Tuttavia l'indagine si connota per un ulteriore e significativo aspetto, sottolinea la Gdf in un comunicato: sono stati infatti denunciati anche due imprenditori italiani, amministratori della società, con sede nella provincia di Firenze, che - per far fronte a contratti di fornitura stipulati con una nota griffe della moda straniera - subcommissionava alla pelletteria di Poggio a Caiano la realizzazione di borse e accessori, così utilizzando la manodopera sfruttata. Sulla base delle attuali risultanze investigative si è potuto ipotizzare che gli amministratori dell'azienda italiana fossero infatti consapevoli - alla pari dei gestori di fatto e di diritto della ditta a conduzione cinese - dello sfruttamento cui i lavoratori venivano sottoposti. I due cittadini di origine cinese, responsabili dello sfruttamento lavorativo e dell'omessa presentazione di dichiarazioni fiscali, sono stati sottoposti alla misura cautelare degli arresti domiciliari richiesta dalla locale Procura e disposta dal giudice per le indagini preliminari del Tribunale di Prato. I due imprenditori italiani e la prestanome della pelletteria, formale titolare dell'impresa, sono stati denunciati a piede libero. 

Le Fiamme Gialle hanno dato esecuzione a un provvedimento di sequestro preventivo emesso dal gip di Prato, su richiesta della Procura, finalizzato alla confisca del profitto del reato di evasione fiscale, per un importo complessivo pari a circa 902 mila euro, corrispondente al totale delle imposte sottratte all'erario. Il sequestro ha riguardato denaro contante nonché i beni riconducibili alla coppia, tra i quali una villa e un terreno. Sono stati eseguiti anche sequestri aventi ad oggetto i macchinari impiegati nella Pelletteria per dare attuazione alle lavorazioni in condizioni di sfruttamento. Fondamentale, ai fini del buon esito dell'operazione, sottolinea la Gdf, si è rivelata la collaborazione fornita, nella fase finale delle investigazioni, dalle unità pratesi di Asl, Inps e Ispettorato del Lavoro, a riprova del fatto che un efficace contrasto di fenomeni illeciti della specie non può prescindere dalle diversificate competenze dei vari organi ispettivi.

"Sono anni che raccogliamo denunce - ci racconta Massimiliano Brezzo, segretario della Filctem Cgil pratese, la categoria dei tessili che ha aiutato i lavoratori -. Il problema è che ne va avanti una ogni cento di queste denunce. Questa, ad esempio, ci ha messo un anno e mezzo, è stata fatta a ottobre del 2019, e per tutto il periodo successivo questi lavoratori hanno continuato a lavorare in queste condizioni per un altro anno, fino a settembre 2020, quando in piena pandemia sono stati licenziati. Tant'è che con loro siamo anche in tribunale per il ricorso contro il licenziamento".

"Il problema è che questo episodio fa parte di un sistema. È un caso di scuola di come funziona tanta parte della moda italiana: lavoratori sfruttati di origine africana che lavorano in un'azienda subappaltatrice cinese, che prende la commessa da appaltatore italiano, che lavora per una grande griffe".

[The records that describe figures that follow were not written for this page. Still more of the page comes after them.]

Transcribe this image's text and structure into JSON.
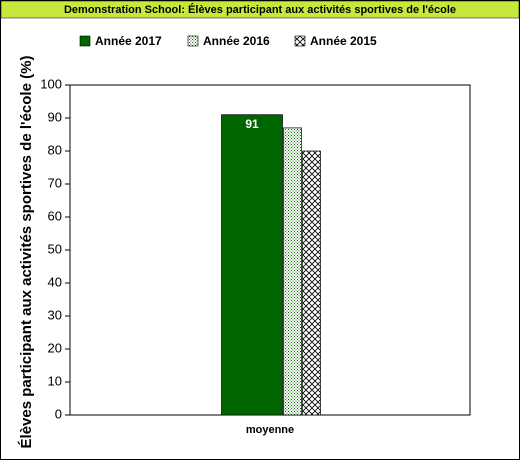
{
  "chart_data": {
    "type": "bar",
    "title": "Demonstration School: Élèves participant aux activités sportives de l'école",
    "y_label": "Élèves participant aux activités sportives de l'école (%)",
    "categories": [
      "moyenne"
    ],
    "series": [
      {
        "name": "Année 2017",
        "color": "#006600",
        "pattern": "solid",
        "values": [
          91
        ],
        "show_values": true
      },
      {
        "name": "Année 2016",
        "color": "#006600",
        "pattern": "dots",
        "values": [
          87
        ]
      },
      {
        "name": "Année 2015",
        "color": "#000000",
        "pattern": "crosshatch",
        "values": [
          80
        ]
      }
    ],
    "ylim": [
      0,
      100
    ],
    "yticks": [
      0,
      10,
      20,
      30,
      40,
      50,
      60,
      70,
      80,
      90,
      100
    ],
    "grid": false
  }
}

"E poi ci dicono che il problema è il costo del lavoro, voglio vedere il prezzo di quei prodotti in negozio e quanto viene riconosciuto alle aziende e a chi rimangono i soldi in tasca, dove si annida il guadagno".

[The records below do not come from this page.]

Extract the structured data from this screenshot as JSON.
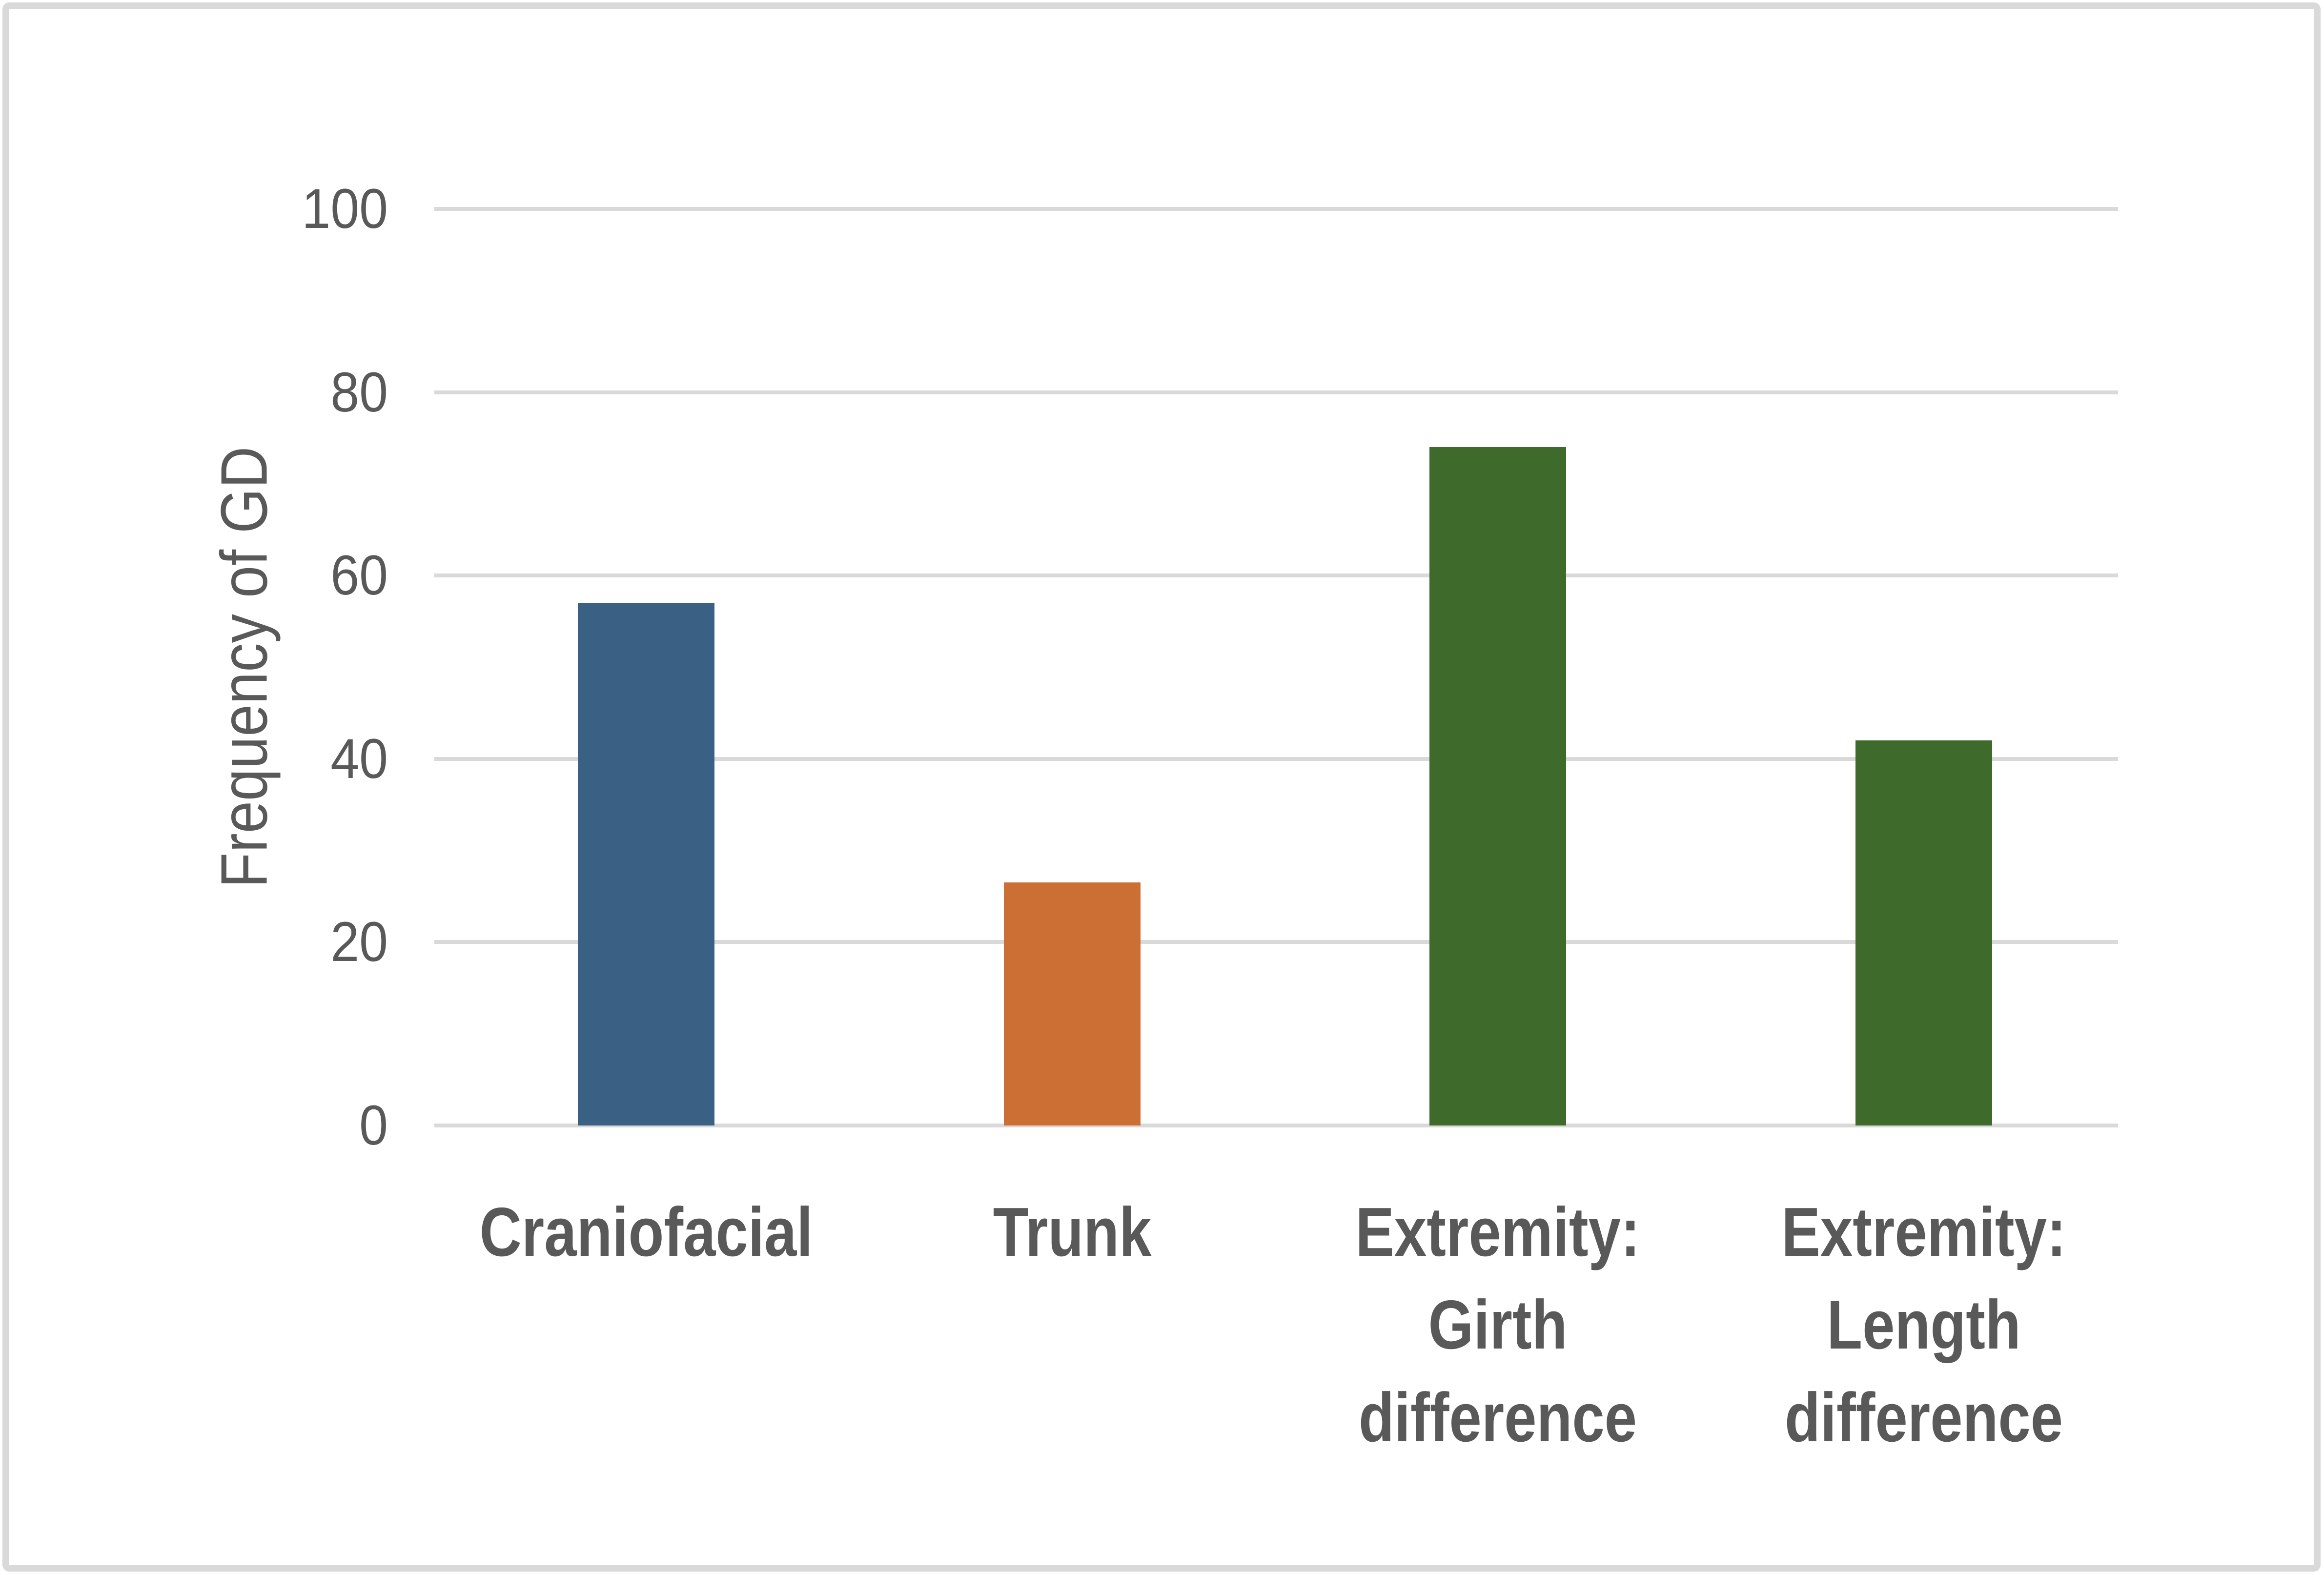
{
  "chart_data": {
    "type": "bar",
    "title": "",
    "xlabel": "",
    "ylabel": "Frequency of GD",
    "categories": [
      "Craniofacial",
      "Trunk",
      "Extremity: Girth difference",
      "Extremity: Length difference"
    ],
    "category_label_lines": [
      [
        "Craniofacial"
      ],
      [
        "Trunk"
      ],
      [
        "Extremity:",
        "Girth",
        "difference"
      ],
      [
        "Extremity:",
        "Length",
        "difference"
      ]
    ],
    "values": [
      57,
      26.5,
      74,
      42
    ],
    "bar_colors": [
      "#3A6183",
      "#CB6F35",
      "#3E6B2B",
      "#3E6B2B"
    ],
    "ylim": [
      0,
      100
    ],
    "yticks": [
      0,
      20,
      40,
      60,
      80,
      100
    ],
    "grid": "horizontal",
    "legend_position": "none"
  },
  "styles": {
    "text_color": "#595959",
    "gridline_color": "#D9D9D9",
    "frame_border_color": "#D9D9D9",
    "background_color": "#FFFFFF"
  }
}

"Il problema vero - spiega massimiliano Brezzo - è che dal punto di vista sindacale hai delle armi spuntate, perché ci vuole un anno e mezzo ad arrivare in fondo a una denuncia. Per questo abbiamo chiesto un incontro al governo per fare di Prato un territorio di sperimentazione per il contrasto allo sfruttamento lavorativo, ma non abbiamo ricevuto risposta. Abbiamo fatto protocolli, l’anno scorso con la procura, perché un’altra denuncia è arrivata a buon fine dopo due anni. Nel frattempo al lavoratore gli era scaduto il permesso di soggiorno e il rischio era che partisse la prima udienza senza il denunciante. Sono riuscito a rintracciarlo in Ghana e ho fatto un accordo con la procura di Prato che nei casi di denunciante straniero, la procura chieda alla questura di concedergli un permesso di soggiorno per motivi di giustizia. Lo Stato non è strutturato e non vuole strutturarsi, manca la volontà politica. Eppure se si facessero rapidamente le inchieste e i processi e si facesse valere la responsabilità in solido delle griffe fino a fargli pagare stipendi e contributi evasi, la volta successiva controllerebbero. Così si smonterebbe il sistema".